A boat at Loch Harport near the village of Carbost on Skye/Pic: Peter de Villiers
Forecasters have said temperatures in Scotland will remain very low over the weekend, with little let up until next week and more snow likely.
Overnight temperatures into Saturday were higher than the previous night, with a low of -14.9C recorded at Dalwhinnie in the Highlands.
However, fresh snow fell on several areas of the country, and forecasters have warned more snow is on the way.
Ten Scottish Cup fixtures were postponed due to the icy conditions.
The temperature in Strathallan, near Perth, was -13.9C on Friday night, while in Glasgow it reached as low as -11C. Edinburgh was slightly warmer, with the temperature in the capital dropping to -9C.
Temperatures had plummeted even further the previous night, with residents of Altnaharra in Sutherland shivering in temperatures as low as -22.3C, which was almost as cold as the -22.9C recorded in the South Pole.
The Met Office said there would be wintry showers across the country on Saturday, although these were not expected to be heavy.
The majority of areas would have an otherwise bright and sunny day, although temperatures will generally remain below freezing, and there is a risk of some patches of freezing fog.
Conditions are expected to be similar over the next few days, although temperatures will rise slightly and frosts will become less severe by Tuesday.
However, Tuesday is also likely to see further snow, with the worst of it likely to fall in the east of Scotland, the Highlands and the Southern Uplands.
ScotRail has been forced to make timetable changes due to the severe weather, with the busy Edinburgh to Glasgow line just one of the routes that is now on a reduced timetable.
The line has now reopened between Aberdeen and Inverurie and between Elgin and Inverness, but is still closed between Inverness and Elgin.
Elsewhere, as many as 60 people took part in a curling game under floodlights on the Lake of Menteith on Friday night, and two ice hockey teams are expected to play on the frozen lake over the weekend.
It had been hoped that a Grand Match - also known as a Bonspiel - would be able to be played there for the first time since 1979 thanks to the longest cold snap in decades, but the curling competition had to be cancelled because emergency services said it was not possible to address all the health and safety issues in the time available.
Meanwhile, First Minister Alex Salmond has said he would "vigorously defend" Scotland's interests to maintain salt supplies.
About 7,000 tonnes of salt were used in the 24 hours to Friday night.
Mr Salmond's comments came as Finance Secretary John Swinney took part in the first UK-wide civil contingencies committee meeting.
A Scottish government spokesman said: "Careful husbandry of salt supplies has protected our position through this long and protracted period of winter weather.
"We are drawing on stocks which are now closer to 40,000 tonnes.
"Now the UK government has activated the Salt Cell, we are dependent on that system for getting equitable supplies appropriate for the challenges we face in Scotland."
Hundreds of schools were closed by the weather last week, with decisions on whether or not they are likely to reopen expected to be made by Sunday afternoon.
Parents were urged to check with their local authority website for the latest information.
School children have been reassured about exams that may be disrupted by the weather.
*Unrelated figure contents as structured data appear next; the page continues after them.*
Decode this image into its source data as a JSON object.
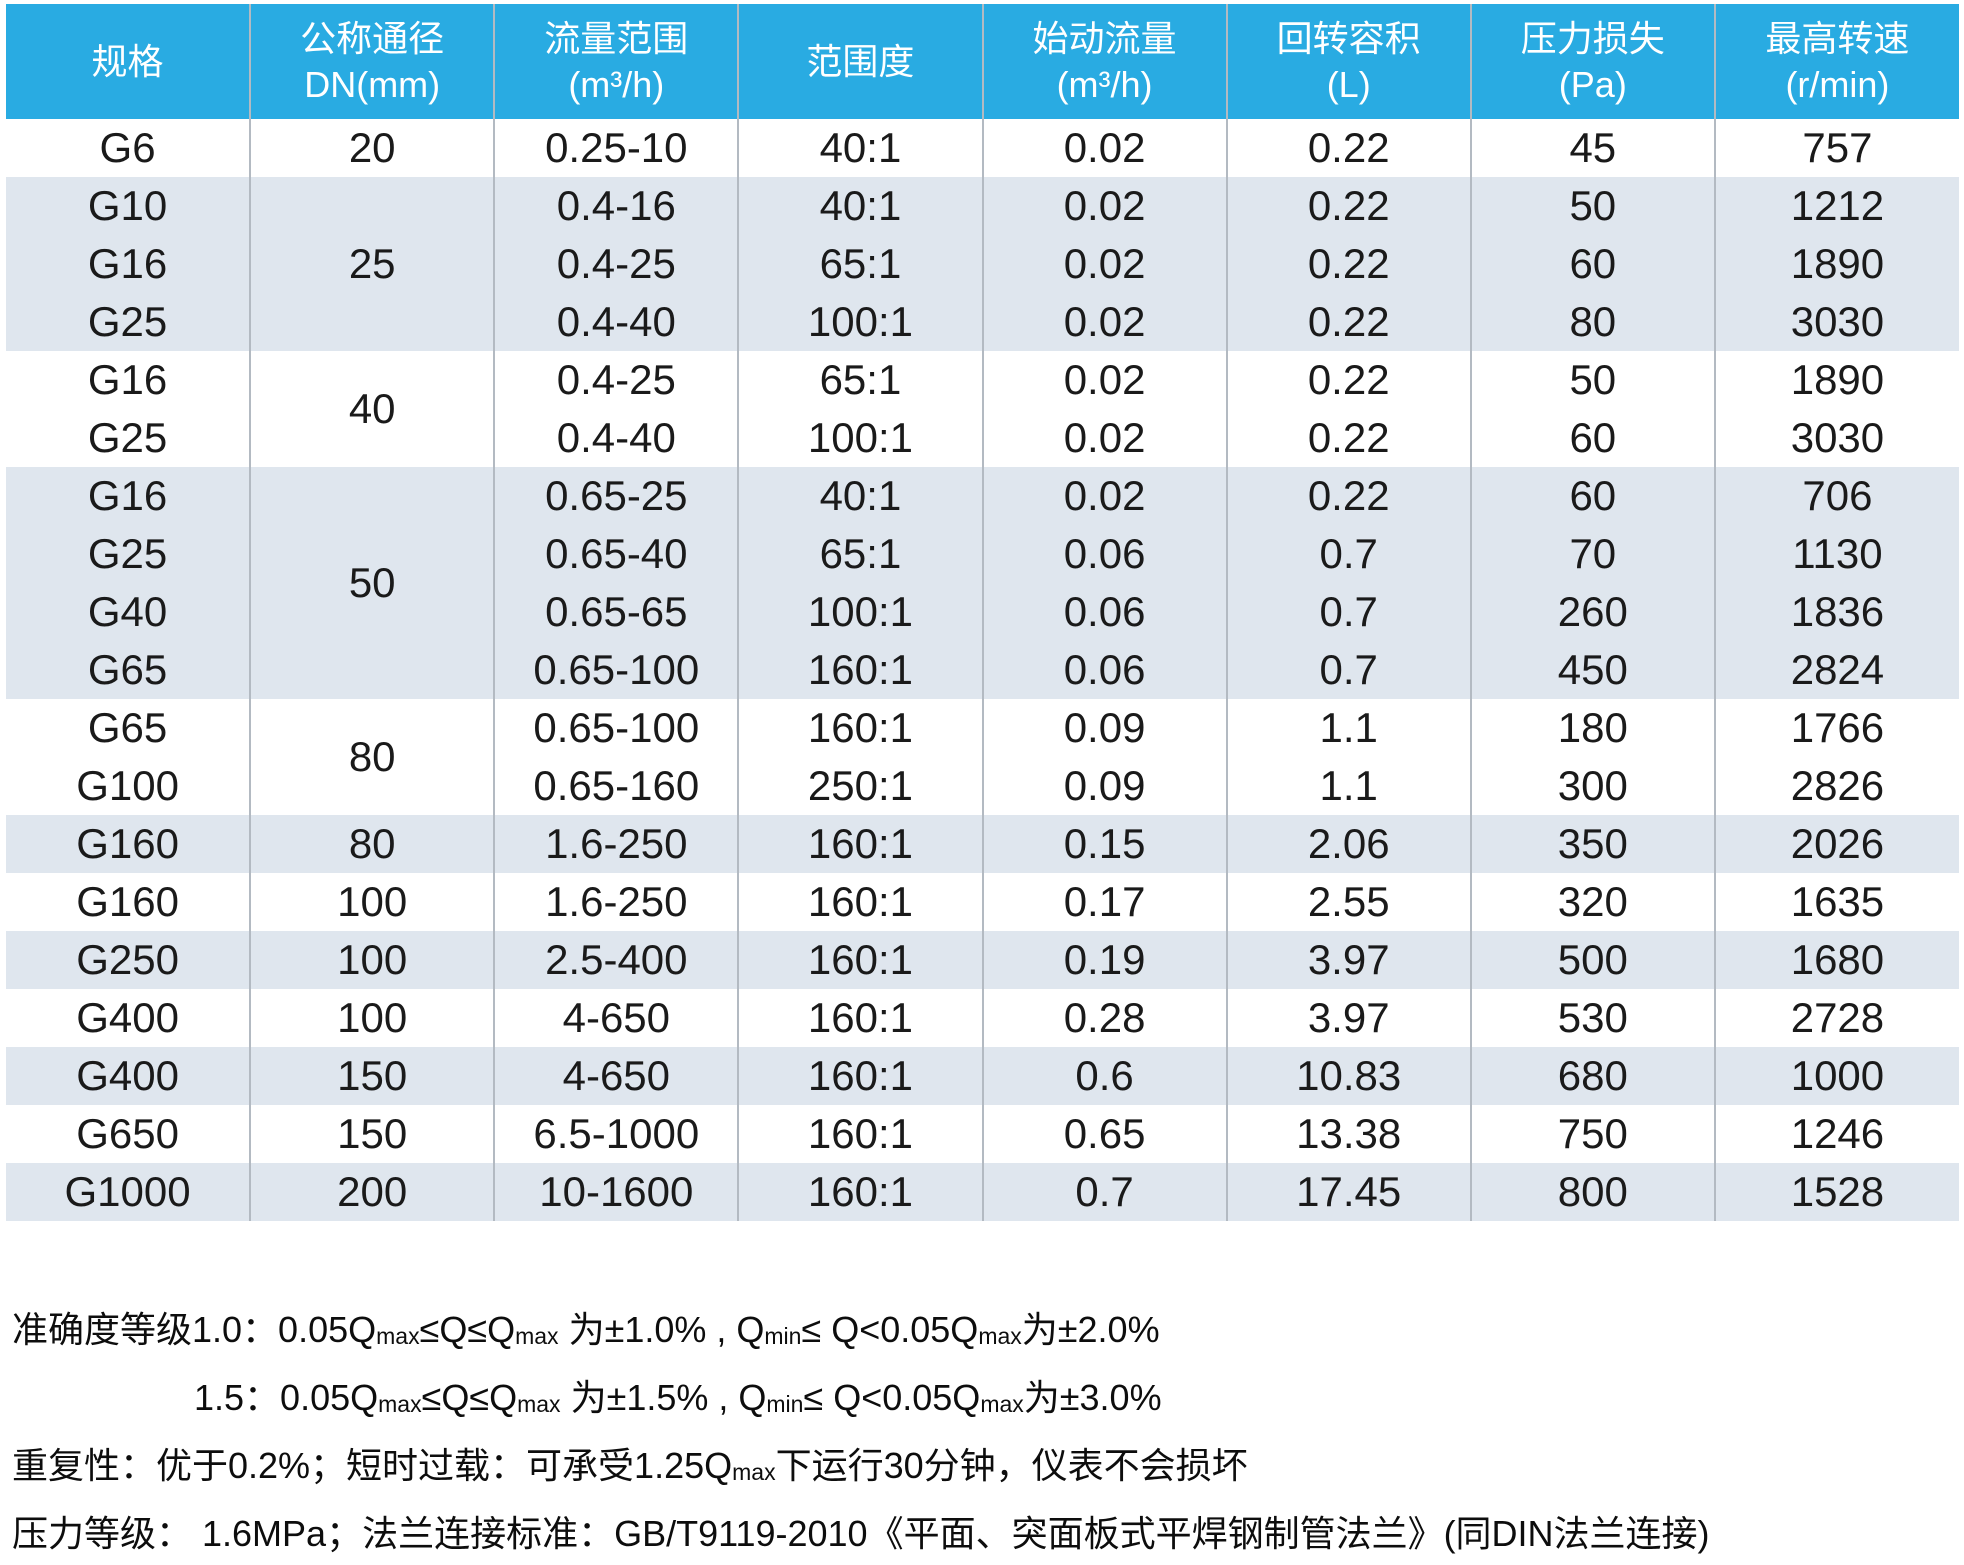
{
  "colors": {
    "header_bg": "#29abe2",
    "band_bg": "#dfe6ee",
    "sep": "#b3bac2",
    "table_text": "#1a1a1a",
    "note_text": "#0d0d0d"
  },
  "table": {
    "columns": [
      {
        "key": "spec",
        "lines": [
          "规格"
        ]
      },
      {
        "key": "dn",
        "lines": [
          "公称通径",
          "DN(mm)"
        ]
      },
      {
        "key": "flow_range",
        "lines": [
          "流量范围",
          "(m³/h)"
        ]
      },
      {
        "key": "rangeability",
        "lines": [
          "范围度"
        ]
      },
      {
        "key": "start_flow",
        "lines": [
          "始动流量",
          "(m³/h)"
        ]
      },
      {
        "key": "rotary_volume",
        "lines": [
          "回转容积",
          "(L)"
        ]
      },
      {
        "key": "pressure_loss",
        "lines": [
          "压力损失",
          "(Pa)"
        ]
      },
      {
        "key": "max_speed",
        "lines": [
          "最高转速",
          "(r/min)"
        ]
      }
    ],
    "groups": [
      {
        "dn": "20",
        "rows": [
          {
            "spec": "G6",
            "flow_range": "0.25-10",
            "rangeability": "40:1",
            "start_flow": "0.02",
            "rotary_volume": "0.22",
            "pressure_loss": "45",
            "max_speed": "757"
          }
        ]
      },
      {
        "dn": "25",
        "rows": [
          {
            "spec": "G10",
            "flow_range": "0.4-16",
            "rangeability": "40:1",
            "start_flow": "0.02",
            "rotary_volume": "0.22",
            "pressure_loss": "50",
            "max_speed": "1212"
          },
          {
            "spec": "G16",
            "flow_range": "0.4-25",
            "rangeability": "65:1",
            "start_flow": "0.02",
            "rotary_volume": "0.22",
            "pressure_loss": "60",
            "max_speed": "1890"
          },
          {
            "spec": "G25",
            "flow_range": "0.4-40",
            "rangeability": "100:1",
            "start_flow": "0.02",
            "rotary_volume": "0.22",
            "pressure_loss": "80",
            "max_speed": "3030"
          }
        ]
      },
      {
        "dn": "40",
        "rows": [
          {
            "spec": "G16",
            "flow_range": "0.4-25",
            "rangeability": "65:1",
            "start_flow": "0.02",
            "rotary_volume": "0.22",
            "pressure_loss": "50",
            "max_speed": "1890"
          },
          {
            "spec": "G25",
            "flow_range": "0.4-40",
            "rangeability": "100:1",
            "start_flow": "0.02",
            "rotary_volume": "0.22",
            "pressure_loss": "60",
            "max_speed": "3030"
          }
        ]
      },
      {
        "dn": "50",
        "rows": [
          {
            "spec": "G16",
            "flow_range": "0.65-25",
            "rangeability": "40:1",
            "start_flow": "0.02",
            "rotary_volume": "0.22",
            "pressure_loss": "60",
            "max_speed": "706"
          },
          {
            "spec": "G25",
            "flow_range": "0.65-40",
            "rangeability": "65:1",
            "start_flow": "0.06",
            "rotary_volume": "0.7",
            "pressure_loss": "70",
            "max_speed": "1130"
          },
          {
            "spec": "G40",
            "flow_range": "0.65-65",
            "rangeability": "100:1",
            "start_flow": "0.06",
            "rotary_volume": "0.7",
            "pressure_loss": "260",
            "max_speed": "1836"
          },
          {
            "spec": "G65",
            "flow_range": "0.65-100",
            "rangeability": "160:1",
            "start_flow": "0.06",
            "rotary_volume": "0.7",
            "pressure_loss": "450",
            "max_speed": "2824"
          }
        ]
      },
      {
        "dn": "80",
        "rows": [
          {
            "spec": "G65",
            "flow_range": "0.65-100",
            "rangeability": "160:1",
            "start_flow": "0.09",
            "rotary_volume": "1.1",
            "pressure_loss": "180",
            "max_speed": "1766"
          },
          {
            "spec": "G100",
            "flow_range": "0.65-160",
            "rangeability": "250:1",
            "start_flow": "0.09",
            "rotary_volume": "1.1",
            "pressure_loss": "300",
            "max_speed": "2826"
          }
        ]
      },
      {
        "dn": "80",
        "rows": [
          {
            "spec": "G160",
            "flow_range": "1.6-250",
            "rangeability": "160:1",
            "start_flow": "0.15",
            "rotary_volume": "2.06",
            "pressure_loss": "350",
            "max_speed": "2026"
          }
        ]
      },
      {
        "dn": "100",
        "rows": [
          {
            "spec": "G160",
            "flow_range": "1.6-250",
            "rangeability": "160:1",
            "start_flow": "0.17",
            "rotary_volume": "2.55",
            "pressure_loss": "320",
            "max_speed": "1635"
          }
        ]
      },
      {
        "dn": "100",
        "rows": [
          {
            "spec": "G250",
            "flow_range": "2.5-400",
            "rangeability": "160:1",
            "start_flow": "0.19",
            "rotary_volume": "3.97",
            "pressure_loss": "500",
            "max_speed": "1680"
          }
        ]
      },
      {
        "dn": "100",
        "rows": [
          {
            "spec": "G400",
            "flow_range": "4-650",
            "rangeability": "160:1",
            "start_flow": "0.28",
            "rotary_volume": "3.97",
            "pressure_loss": "530",
            "max_speed": "2728"
          }
        ]
      },
      {
        "dn": "150",
        "rows": [
          {
            "spec": "G400",
            "flow_range": "4-650",
            "rangeability": "160:1",
            "start_flow": "0.6",
            "rotary_volume": "10.83",
            "pressure_loss": "680",
            "max_speed": "1000"
          }
        ]
      },
      {
        "dn": "150",
        "rows": [
          {
            "spec": "G650",
            "flow_range": "6.5-1000",
            "rangeability": "160:1",
            "start_flow": "0.65",
            "rotary_volume": "13.38",
            "pressure_loss": "750",
            "max_speed": "1246"
          }
        ]
      },
      {
        "dn": "200",
        "rows": [
          {
            "spec": "G1000",
            "flow_range": "10-1600",
            "rangeability": "160:1",
            "start_flow": "0.7",
            "rotary_volume": "17.45",
            "pressure_loss": "800",
            "max_speed": "1528"
          }
        ]
      }
    ]
  },
  "notes": [
    {
      "indent": false,
      "segments": [
        {
          "t": "准确度等级1.0："
        },
        {
          "t": "0.05Q"
        },
        {
          "t": "max",
          "sub": true
        },
        {
          "t": "≤Q≤Q"
        },
        {
          "t": "max",
          "sub": true
        },
        {
          "t": " 为±1.0% , Q"
        },
        {
          "t": "min",
          "sub": true
        },
        {
          "t": "≤ Q<0.05Q"
        },
        {
          "t": "max",
          "sub": true
        },
        {
          "t": "为±2.0%"
        }
      ]
    },
    {
      "indent": true,
      "segments": [
        {
          "t": "1.5："
        },
        {
          "t": "0.05Q"
        },
        {
          "t": "max",
          "sub": true
        },
        {
          "t": "≤Q≤Q"
        },
        {
          "t": "max",
          "sub": true
        },
        {
          "t": " 为±1.5% , Q"
        },
        {
          "t": "min",
          "sub": true
        },
        {
          "t": "≤ Q<0.05Q"
        },
        {
          "t": "max",
          "sub": true
        },
        {
          "t": "为±3.0%"
        }
      ]
    },
    {
      "indent": false,
      "segments": [
        {
          "t": "重复性：优于0.2%；短时过载：可承受1.25Q"
        },
        {
          "t": "max",
          "sub": true
        },
        {
          "t": "下运行30分钟，仪表不会损坏"
        }
      ]
    },
    {
      "indent": false,
      "segments": [
        {
          "t": "压力等级： 1.6MPa；法兰连接标准：GB/T9119-2010《平面、突面板式平焊钢制管法兰》(同DIN法兰连接)"
        }
      ]
    }
  ]
}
Education Secretary Mike Russell said: "There are no SQA national exams due to take place until April and many pupils have taken their prelims before the Christmas break.
"For those who are due to sit prelims in the coming weeks, there is flexibility around when these exams take place."
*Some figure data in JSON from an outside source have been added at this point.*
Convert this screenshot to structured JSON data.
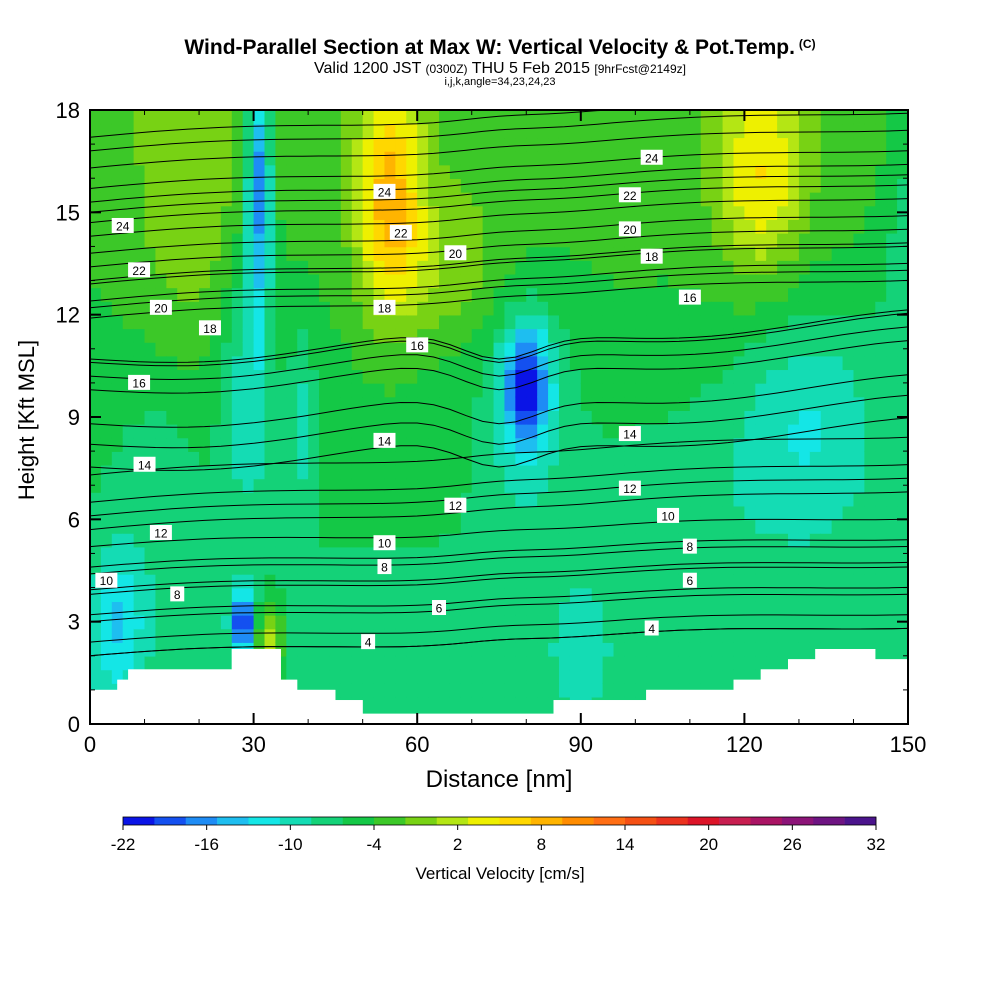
{
  "header": {
    "title": "Wind-Parallel Section at Max W: Vertical Velocity & Pot.Temp.",
    "title_sup": "(C)",
    "subtitle_a": "Valid 1200 JST ",
    "subtitle_b": "(0300Z)",
    "subtitle_c": " THU 5 Feb 2015 ",
    "subtitle_d": "[9hrFcst@2149z]",
    "subtitle2": "i,j,k,angle=34,23,24,23"
  },
  "chart_data": {
    "type": "heatmap",
    "title": "Wind-Parallel Section at Max W: Vertical Velocity & Pot.Temp.",
    "xlabel": "Distance [nm]",
    "ylabel": "Height [Kft MSL]",
    "xlim": [
      0,
      150
    ],
    "ylim": [
      0,
      18
    ],
    "x_ticks": [
      "0",
      "30",
      "60",
      "90",
      "120",
      "150"
    ],
    "x_tick_values": [
      0,
      30,
      60,
      90,
      120,
      150
    ],
    "y_ticks": [
      "0",
      "3",
      "6",
      "9",
      "12",
      "15",
      "18"
    ],
    "y_tick_values": [
      0,
      3,
      6,
      9,
      12,
      15,
      18
    ],
    "colorbar": {
      "label": "Vertical Velocity [cm/s]",
      "tick_labels": [
        "-22",
        "-16",
        "-10",
        "-4",
        "2",
        "8",
        "14",
        "20",
        "26",
        "32"
      ],
      "min": -22,
      "max": 32,
      "step": 3,
      "colors": [
        "#0a14e6",
        "#1450f0",
        "#1e8cf5",
        "#1ebef0",
        "#14e6e6",
        "#14dcb4",
        "#14d278",
        "#14c846",
        "#3cc828",
        "#78d214",
        "#b4e614",
        "#eef000",
        "#ffd700",
        "#ffb400",
        "#ff8c00",
        "#ff6e14",
        "#f55014",
        "#eb321e",
        "#dc1428",
        "#c81e50",
        "#aa1464",
        "#8c1478",
        "#6e1482",
        "#4b148c"
      ]
    },
    "terrain_top_kft": [
      [
        0,
        1.0
      ],
      [
        5,
        1.0
      ],
      [
        5,
        1.3
      ],
      [
        7,
        1.3
      ],
      [
        7,
        1.6
      ],
      [
        13,
        1.6
      ],
      [
        13,
        1.6
      ],
      [
        26,
        1.6
      ],
      [
        26,
        2.2
      ],
      [
        30,
        2.2
      ],
      [
        30,
        2.2
      ],
      [
        35,
        2.2
      ],
      [
        35,
        1.3
      ],
      [
        38,
        1.3
      ],
      [
        38,
        1.0
      ],
      [
        45,
        1.0
      ],
      [
        45,
        0.7
      ],
      [
        50,
        0.7
      ],
      [
        50,
        0.3
      ],
      [
        55,
        0.3
      ],
      [
        55,
        0.3
      ],
      [
        85,
        0.3
      ],
      [
        85,
        0.7
      ],
      [
        102,
        0.7
      ],
      [
        102,
        1.0
      ],
      [
        118,
        1.0
      ],
      [
        118,
        1.3
      ],
      [
        123,
        1.3
      ],
      [
        123,
        1.6
      ],
      [
        128,
        1.6
      ],
      [
        128,
        1.9
      ],
      [
        133,
        1.9
      ],
      [
        133,
        2.2
      ],
      [
        144,
        2.2
      ],
      [
        144,
        1.9
      ],
      [
        150,
        1.9
      ]
    ],
    "theta_isentropes": [
      {
        "value": 4,
        "label_at": [
          [
            51,
            2.4
          ],
          [
            103,
            2.8
          ]
        ]
      },
      {
        "value": 6,
        "label_at": [
          [
            64,
            3.4
          ],
          [
            110,
            4.2
          ]
        ]
      },
      {
        "value": 8,
        "label_at": [
          [
            16,
            3.8
          ],
          [
            54,
            4.6
          ],
          [
            110,
            5.2
          ]
        ]
      },
      {
        "value": 10,
        "label_at": [
          [
            3,
            4.2
          ],
          [
            54,
            5.3
          ],
          [
            106,
            6.1
          ]
        ]
      },
      {
        "value": 12,
        "label_at": [
          [
            13,
            5.6
          ],
          [
            67,
            6.4
          ],
          [
            99,
            6.9
          ]
        ]
      },
      {
        "value": 14,
        "label_at": [
          [
            10,
            7.6
          ],
          [
            54,
            8.3
          ],
          [
            99,
            8.5
          ]
        ]
      },
      {
        "value": 16,
        "label_at": [
          [
            9,
            10.0
          ],
          [
            60,
            11.1
          ],
          [
            110,
            12.5
          ]
        ]
      },
      {
        "value": 18,
        "label_at": [
          [
            22,
            11.6
          ],
          [
            54,
            12.2
          ],
          [
            103,
            13.7
          ]
        ]
      },
      {
        "value": 20,
        "label_at": [
          [
            13,
            12.2
          ],
          [
            67,
            13.8
          ],
          [
            99,
            14.5
          ]
        ]
      },
      {
        "value": 22,
        "label_at": [
          [
            9,
            13.3
          ],
          [
            57,
            14.4
          ],
          [
            99,
            15.5
          ]
        ]
      },
      {
        "value": 24,
        "label_at": [
          [
            6,
            14.6
          ],
          [
            54,
            15.6
          ],
          [
            103,
            16.6
          ]
        ]
      }
    ]
  }
}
ScotRail announced that a reduced timetable would operate on the Edinburgh-Glasgow Queen Street line and on selected routes in and out of Glasgow Central because of the severe weather conditions.
Scottish Water said it had mobilised an army of staff and additional resources to minimise the impact of the severe weather on their customers after it experienced 305 burst pipes across the country last week, more than four times the normal rate.
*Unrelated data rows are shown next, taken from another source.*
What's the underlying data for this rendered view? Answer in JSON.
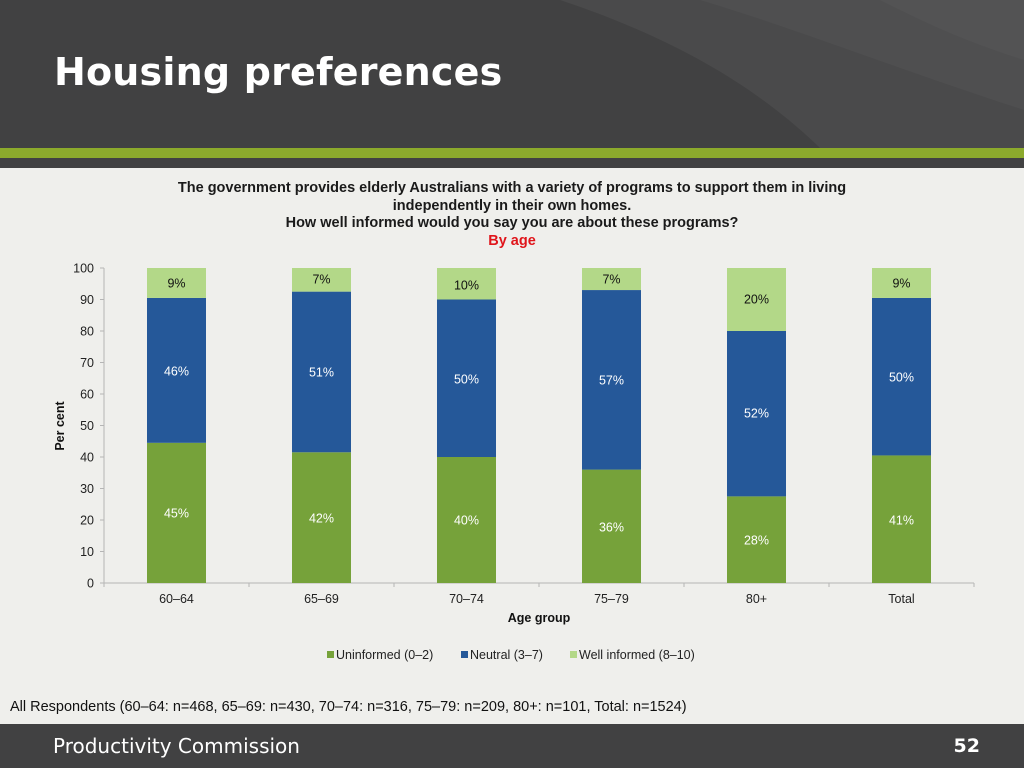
{
  "slide": {
    "title": "Housing preferences",
    "footer_org": "Productivity Commission",
    "page_number": "52",
    "footnote": "All Respondents (60–64: n=468, 65–69: n=430, 70–74: n=316, 75–79: n=209, 80+: n=101, Total: n=1524)"
  },
  "colors": {
    "header_bg": "#414142",
    "accent_green": "#8caa2c",
    "uninformed": "#76a23a",
    "neutral": "#255899",
    "well_informed": "#b3d888",
    "subtitle_red": "#e0151b"
  },
  "chart_data": {
    "type": "bar",
    "stacked": true,
    "title_lines": [
      "The government provides elderly Australians with a variety of programs to support them in living",
      "independently in their own homes.",
      "How well informed would you say you are about these programs?"
    ],
    "subtitle": "By age",
    "xlabel": "Age group",
    "ylabel": "Per cent",
    "ylim": [
      0,
      100
    ],
    "yticks": [
      0,
      10,
      20,
      30,
      40,
      50,
      60,
      70,
      80,
      90,
      100
    ],
    "grid": false,
    "legend_position": "bottom",
    "categories": [
      "60–64",
      "65–69",
      "70–74",
      "75–79",
      "80+",
      "Total"
    ],
    "series": [
      {
        "name": "Uninformed (0–2)",
        "values": [
          44.5,
          41.5,
          40,
          36,
          27.5,
          40.5
        ],
        "labels": [
          "45%",
          "42%",
          "40%",
          "36%",
          "28%",
          "41%"
        ]
      },
      {
        "name": "Neutral (3–7)",
        "values": [
          46,
          51,
          50,
          57,
          52.5,
          50
        ],
        "labels": [
          "46%",
          "51%",
          "50%",
          "57%",
          "52%",
          "50%"
        ]
      },
      {
        "name": "Well informed (8–10)",
        "values": [
          9.5,
          7.5,
          10,
          7,
          20,
          9.5
        ],
        "labels": [
          "9%",
          "7%",
          "10%",
          "7%",
          "20%",
          "9%"
        ]
      }
    ]
  }
}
Farmers' leader Tom Johnston of NFU Scotland said hundreds of agricultural buildings had collapsed under the weight of snow across the north and north-east of Scotland.
He estimated the cost of the damage would run to millions of pounds.
Despite the travel, school and heating problems caused by the cold weather, it's a happy time for children.
Sledges and skis are once again being called into action over the weekend.